The final phase of gas production has now begun. That was the moment for a Putinous putsch. If the NAM claims more income, I can agree on one condition, Wiebes should have told the oil companies. You more money? Then I want more NAM. There will be a new NAM and the government will become a third owner. The new NAM takes over all the assets of the existing NAM, with the exception of the claims for damages. You promised to pay that, Wiebes should have said, so go ahead.

Do you still think of claims for damages because NAM has to stop gas production? Keep dreaming. The termination is normally a business risk. Everyone knew that gas extraction is finite, well: the end comes a little earlier. You did not think that your private interest was beyond the public interest of security in Groningen?

Oh, something else. Just like us, you put 500 million euros into Groningen’s economy via NAM. And 500 is 500 hè. These are not deductible costs or something. So not: say 500 million and do 135 million. That would be ridiculous.
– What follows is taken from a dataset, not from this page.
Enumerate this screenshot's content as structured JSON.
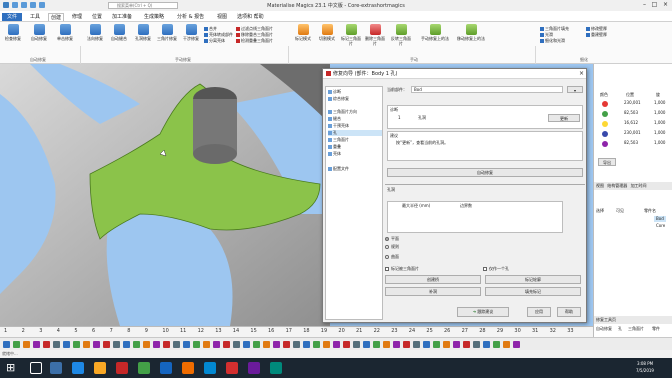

And besides, you never guess who I had on the phone last week … Vladimir Putin. Yes, the man of Sakhalin II. He had a few sharp tips for me today. Man, man, what a guy. But yes, this is the Netherlands, not Russia. And I am not a Putin, but just Eric Wiebes. Just be happy with it. And like to draw there. At the cross.

Menno Tamminga writes about entrepreneurial policy and economy every Tuesday.